Processes spreadsheets locally and returns deterministic text output.

  • 📋 Structured Records: Key-value pairs for each row (primary format)
  • 📊 CSV Data: Traditional comma-separated values
  • ⚡ No API calls: No external LLM dependency

2. Image Output Mode

Generates and saves a visual image of the spreadsheet as the primary output. This mode:

  • 🖼️ Creates a PNG image of the spreadsheet data
  • ⚡ Skips LLM processing for faster execution
  • 💰 No API costs - doesn't require Gemini API key
  • 🎨 Highly customizable image generation options

3. LLM Analysis Mode (Optional)

Sends spreadsheet data to Google Gemini and returns model-generated analysis.

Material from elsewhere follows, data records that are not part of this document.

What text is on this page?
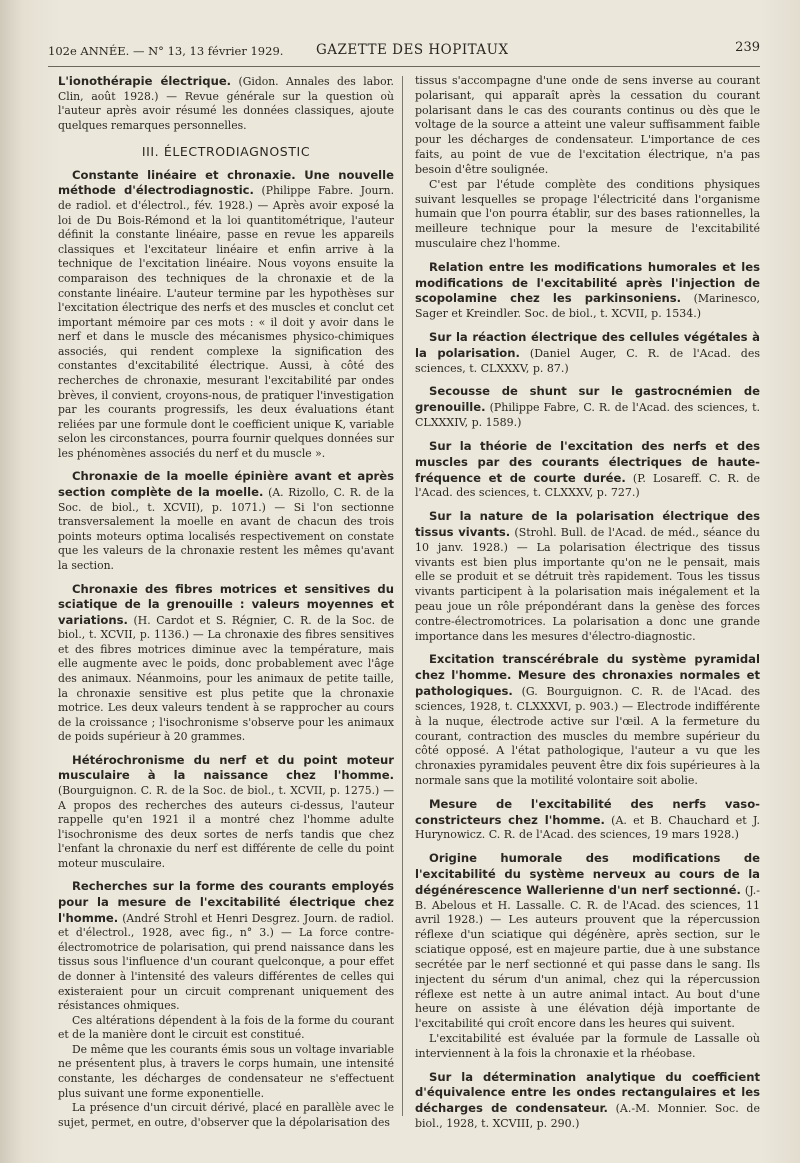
102e ANNÉE. — N° 13, 13 février 1929. GAZETTE DES HOPITAUX	239

L'ionothérapie électrique. (Gidon. Annales des labor. Clin, août 1928.) — Revue générale sur la question où l'auteur après avoir résumé les données classiques, ajoute quelques remarques personnelles.

III. ÉLECTRODIAGNOSTIC

Constante linéaire et chronaxie. Une nouvelle méthode d'électrodiagnostic. (Philippe Fabre. Journ. de radiol. et d'électrol., fév. 1928.) — Après avoir exposé la loi de Du Bois-Rémond et la loi quantitométrique, l'auteur définit la constante linéaire, passe en revue les appareils classiques et l'excitateur linéaire et enfin arrive à la technique de l'excitation linéaire. Nous voyons ensuite la comparaison des techniques de la chronaxie et de la constante linéaire. L'auteur termine par les hypothèses sur l'excitation électrique des nerfs et des muscles et conclut cet important mémoire par ces mots : « il doit y avoir dans le nerf et dans le muscle des mécanismes physico-chimiques associés, qui rendent complexe la signification des constantes d'excitabilité électrique. Aussi, à côté des recherches de chronaxie, mesurant l'excitabilité par ondes brèves, il convient, croyons-nous, de pratiquer l'investigation par les courants progressifs, les deux évaluations étant reliées par une formule dont le coefficient unique K, variable selon les circonstances, pourra fournir quelques données sur les phénomènes associés du nerf et du muscle ».

Chronaxie de la moelle épinière avant et après section complète de la moelle. (A. Rizollo, C. R. de la Soc. de biol., t. XCVII), p. 1071.) — Si l'on sectionne transversalement la moelle en avant de chacun des trois points moteurs optima localisés respectivement on constate que les valeurs de la chronaxie restent les mêmes qu'avant la section.

Chronaxie des fibres motrices et sensitives du sciatique de la grenouille : valeurs moyennes et variations. (H. Cardot et S. Régnier, C. R. de la Soc. de biol., t. XCVII, p. 1136.) — La chronaxie des fibres sensitives et des fibres motrices diminue avec la température, mais elle augmente avec le poids, donc probablement avec l'âge des animaux. Néanmoins, pour les animaux de petite taille, la chronaxie sensitive est plus petite que la chronaxie motrice. Les deux valeurs tendent à se rapprocher au cours de la croissance ; l'isochronisme s'observe pour les animaux de poids supérieur à 20 grammes.

Hétérochronisme du nerf et du point moteur musculaire à la naissance chez l'homme. (Bourguignon. C. R. de la Soc. de biol., t. XCVII, p. 1275.) — A propos des recherches des auteurs ci-dessus, l'auteur rappelle qu'en 1921 il a montré chez l'homme adulte l'isochronisme des deux sortes de nerfs tandis que chez l'enfant la chronaxie du nerf est différente de celle du point moteur musculaire.

Recherches sur la forme des courants employés pour la mesure de l'excitabilité électrique chez l'homme. (André Strohl et Henri Desgrez. Journ. de radiol. et d'électrol., 1928, avec fig., n° 3.) — La force contre-électromotrice de polarisation, qui prend naissance dans les tissus sous l'influence d'un courant quelconque, a pour effet de donner à l'intensité des valeurs différentes de celles qui existeraient pour un circuit comprenant uniquement des résistances ohmiques.

Ces altérations dépendent à la fois de la forme du courant et de la manière dont le circuit est constitué.

De même que les courants émis sous un voltage invariable ne présentent plus, à travers le corps humain, une intensité constante, les décharges de condensateur ne s'effectuent plus suivant une forme exponentielle.

La présence d'un circuit dérivé, placé en parallèle avec le sujet, permet, en outre, d'observer que la dépolarisation des

tissus s'accompagne d'une onde de sens inverse au courant polarisant, qui apparaît après la cessation du courant polarisant dans le cas des courants continus ou dès que le voltage de la source a atteint une valeur suffisamment faible pour les décharges de condensateur. L'importance de ces faits, au point de vue de l'excitation électrique, n'a pas besoin d'être soulignée.

C'est par l'étude complète des conditions physiques suivant lesquelles se propage l'électricité dans l'organisme humain que l'on pourra établir, sur des bases rationnelles, la meilleure technique pour la mesure de l'excitabilité musculaire chez l'homme.

Relation entre les modifications humorales et les modifications de l'excitabilité après l'injection de scopolamine chez les parkinsoniens. (Marinesco, Sager et Kreindler. Soc. de biol., t. XCVII, p. 1534.)

Sur la réaction électrique des cellules végétales à la polarisation. (Daniel Auger, C. R. de l'Acad. des sciences, t. CLXXXV, p. 87.)

Secousse de shunt sur le gastrocnémien de grenouille. (Philippe Fabre, C. R. de l'Acad. des sciences, t. CLXXXIV, p. 1589.)

Sur la théorie de l'excitation des nerfs et des muscles par des courants électriques de haute-fréquence et de courte durée. (P. Losareff. C. R. de l'Acad. des sciences, t. CLXXXV, p. 727.)

Sur la nature de la polarisation électrique des tissus vivants. (Strohl. Bull. de l'Acad. de méd., séance du 10 janv. 1928.) — La polarisation électrique des tissus vivants est bien plus importante qu'on ne le pensait, mais elle se produit et se détruit très rapidement. Tous les tissus vivants participent à la polarisation mais inégalement et la peau joue un rôle prépondérant dans la genèse des forces contre-électromotrices. La polarisation a donc une grande importance dans les mesures d'électro-diagnostic.

Excitation transcérébrale du système pyramidal chez l'homme. Mesure des chronaxies normales et pathologiques. (G. Bourguignon. C. R. de l'Acad. des sciences, 1928, t. CLXXXVI, p. 903.) — Electrode indifférente à la nuque, électrode active sur l'œil. A la fermeture du courant, contraction des muscles du membre supérieur du côté opposé. A l'état pathologique, l'auteur a vu que les chronaxies pyramidales peuvent être dix fois supérieures à la normale sans que la motilité volontaire soit abolie.

Mesure de l'excitabilité des nerfs vaso-constricteurs chez l'homme. (A. et B. Chauchard et J. Hurynowicz. C. R. de l'Acad. des sciences, 19 mars 1928.)

Origine humorale des modifications de l'excitabilité du système nerveux au cours de la dégénérescence Wallerienne d'un nerf sectionné. (J.-B. Abelous et H. Lassalle. C. R. de l'Acad. des sciences, 11 avril 1928.) — Les auteurs prouvent que la répercussion réflexe d'un sciatique qui dégénère, après section, sur le sciatique opposé, est en majeure partie, due à une substance secrétée par le nerf sectionné et qui passe dans le sang. Ils injectent du sérum d'un animal, chez qui la répercussion réflexe est nette à un autre animal intact. Au bout d'une heure on assiste à une élévation déjà importante de l'excitabilité qui croît encore dans les heures qui suivent.

L'excitabilité est évaluée par la formule de Lassalle où interviennent à la fois la chronaxie et la rhéobase.

Sur la détermination analytique du coefficient d'équivalence entre les ondes rectangulaires et les décharges de condensateur. (A.-M. Monnier. Soc. de biol., 1928, t. XCVIII, p. 290.)
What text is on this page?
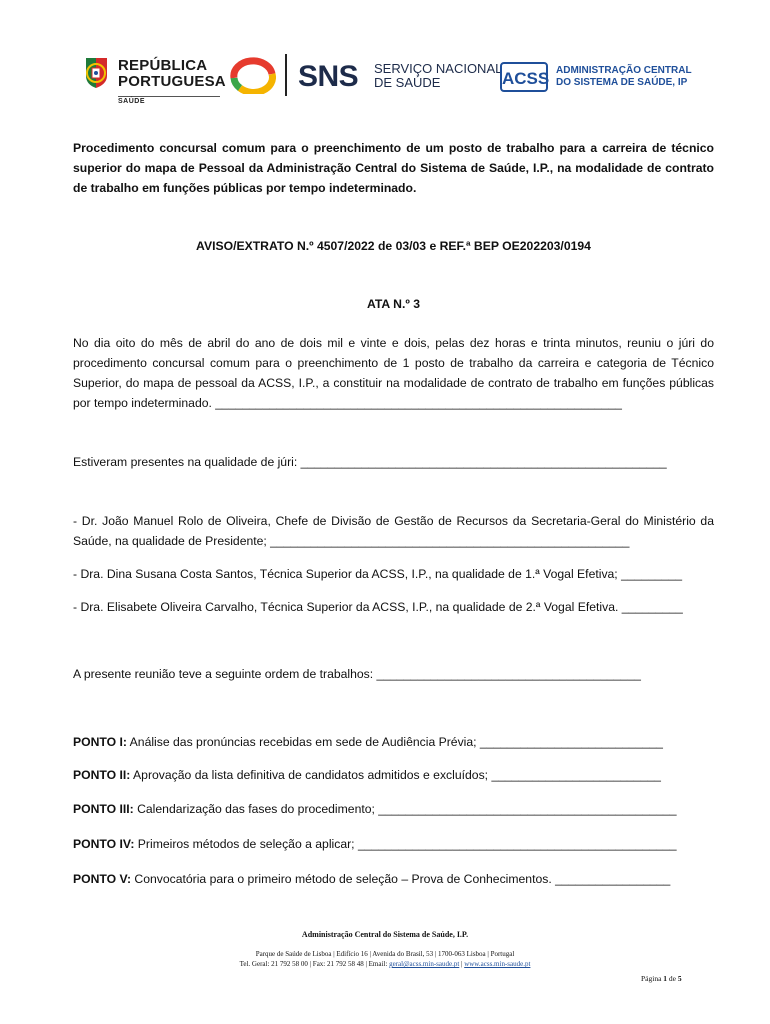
REPÚBLICA
PORTUGUESA
SAÚDE
SNS SERVIÇO NACIONAL
DE SAÚDE	ACSS ADMINISTRAÇÃO CENTRAL
DO SISTEMA DE SAÚDE, IP
Procedimento concursal comum para o preenchimento de um posto de trabalho para a carreira de técnico superior do mapa de Pessoal da Administração Central do Sistema de Saúde, I.P., na modalidade de contrato de trabalho em funções públicas por tempo indeterminado.
AVISO/EXTRATO N.º 4507/2022 de 03/03 e REF.ª BEP OE202203/0194
ATA N.º 3
No dia oito do mês de abril do ano de dois mil e vinte e dois, pelas dez horas e trinta minutos, reuniu o júri do procedimento concursal comum para o preenchimento de 1 posto de trabalho da carreira e categoria de Técnico Superior, do mapa de pessoal da ACSS, I.P., a constituir na modalidade de contrato de trabalho em funções públicas por tempo indeterminado. ____________________________________________________________
Estiveram presentes na qualidade de júri: ______________________________________________________
- Dr. João Manuel Rolo de Oliveira, Chefe de Divisão de Gestão de Recursos da Secretaria-Geral do Ministério da Saúde, na qualidade de Presidente; _____________________________________________________
- Dra. Dina Susana Costa Santos, Técnica Superior da ACSS, I.P., na qualidade de 1.ª Vogal Efetiva; _________
- Dra. Elisabete Oliveira Carvalho, Técnica Superior da ACSS, I.P., na qualidade de 2.ª Vogal Efetiva. _________
A presente reunião teve a seguinte ordem de trabalhos: _______________________________________
PONTO I: Análise das pronúncias recebidas em sede de Audiência Prévia; ___________________________
PONTO II: Aprovação da lista definitiva de candidatos admitidos e excluídos; _________________________
PONTO III: Calendarização das fases do procedimento; ____________________________________________
PONTO IV: Primeiros métodos de seleção a aplicar; _______________________________________________
PONTO V: Convocatória para o primeiro método de seleção – Prova de Conhecimentos. _________________
Administração Central do Sistema de Saúde, I.P.
Parque de Saúde de Lisboa | Edifício 16 | Avenida do Brasil, 53 | 1700-063 Lisboa | Portugal
Tel. Geral: 21 792 58 00 | Fax: 21 792 58 48 | Email: geral@acss.min-saude.pt | www.acss.min-saude.pt
Página 1 de 5
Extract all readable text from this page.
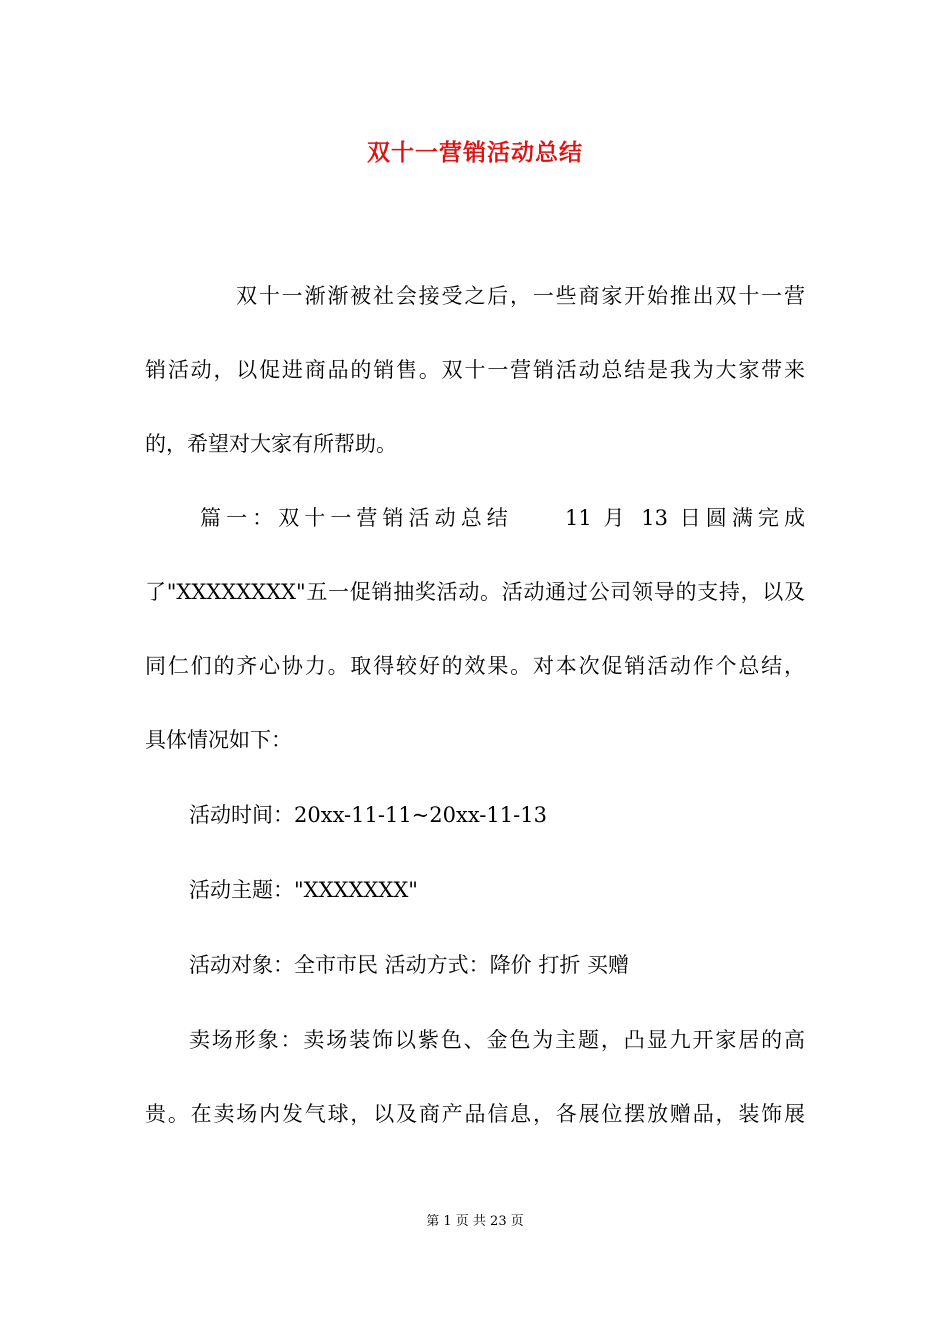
双十一营销活动总结
双十一渐渐被社会接受之后，一些商家开始推出双十一营
销活动，以促进商品的销售。双十一营销活动总结是我为大家带来
的，希望对大家有所帮助。
篇一：双十一营销活动总结　　11 月 13 日圆满完成
了"XXXXXXXX"五一促销抽奖活动。活动通过公司领导的支持，以及
同仁们的齐心协力。取得较好的效果。对本次促销活动作个总结，
具体情况如下：
活动时间：20xx-11-11~20xx-11-13
活动主题："XXXXXXX"
活动对象：全市市民 活动方式：降价 打折 买赠
卖场形象：卖场装饰以紫色、金色为主题，凸显九开家居的高
贵。在卖场内发气球，以及商产品信息，各展位摆放赠品，装饰展
第 1 页 共 23 页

  • 🤖 Gemini analysis: AI-generated summary/insights
  • 🖼️ Optional visual context: Include rendered sheet image
  • 📋 Optional structured inputs: Include records and CSV
  • 🔑 Requires API key: GEMINI_API_KEY or geminiApiKey

All modes can be used independently based on your needs.

Processing Steps

Text Mode

  1. 📖 File Reading: Reads the XLSX file and extracts data
  2. 🔄 Format Conversion: Converts data to CSV and structured records
  3. 📝 Output: Returns deterministic text format

Image Output Mode

  1. 📖 File Reading: Reads the XLSX file and extracts data
  2. 🖼️ Image Generation: Creates a visual representation using Playwright
  3. 💾 Save Image: Saves the image to the specified output path
  4. 📝 Output: Returns the image file path

LLM Analysis Mode

  1. 📖 File Reading: Reads the XLSX file and extracts data
  2. 🔄 Format Conversion: Converts data to CSV and structured records
  3. 🖼️ Image Generation (optional): Creates visual representation when enabled
  4. 📤 LLM Processing: Sends selected formats to Gemini
  5. 📝 Output: Returns model-generated analysis
  6. 🧹 Cleanup: Removes temporary files

Why Use Multiple Formats?

  • Records: Optimal for LLM processing and understanding
  • CSV: Familiar format for data validation and backup
  • Image: Helps LLMs understand complex layouts and spatial relationships

This combination addresses the limitations of traditional tabular data presentation to AI models.

Requirements

  • Node.js 18+ (ES modules support)
  • Gemini API key and internet connection only for mode: "llm"

Dependencies

  • @google/genai - Google Gemini AI integration
  • xlsx - Excel file parsing
  • canvas - Image rendering
  • playwright - Browser automation for screenshots
  • dotenv - Environment variable management

Error Handling

The module includes comprehensive error handling:

try {
  const result = await parseXlsx("file.xlsx", "output.txt");
  console.log("Success:", result);
} catch (error) {
  if (error.message.includes("Gemini API key")) {
    console.error("API key issue:", error.message);
  } else if (error.message.includes("XLSX")) {
    console.error("File reading issue:", error.message);
  } else {
    console.error("General error:", error.message);
  }
}

Contributing

  1. Fork the repository
  2. Create a feature branch
  3. Make your changes
  4. Add tests if applicable
  5. Submit a pull request

License

ISC

Support

For issues and questions:

  • Create an issue on GitHub
  • Check the documentation
  • Review the example code

Note: Gemini is optional and only used in mode: "llm". The default mode: "text" path performs local conversion without LLM dependencies.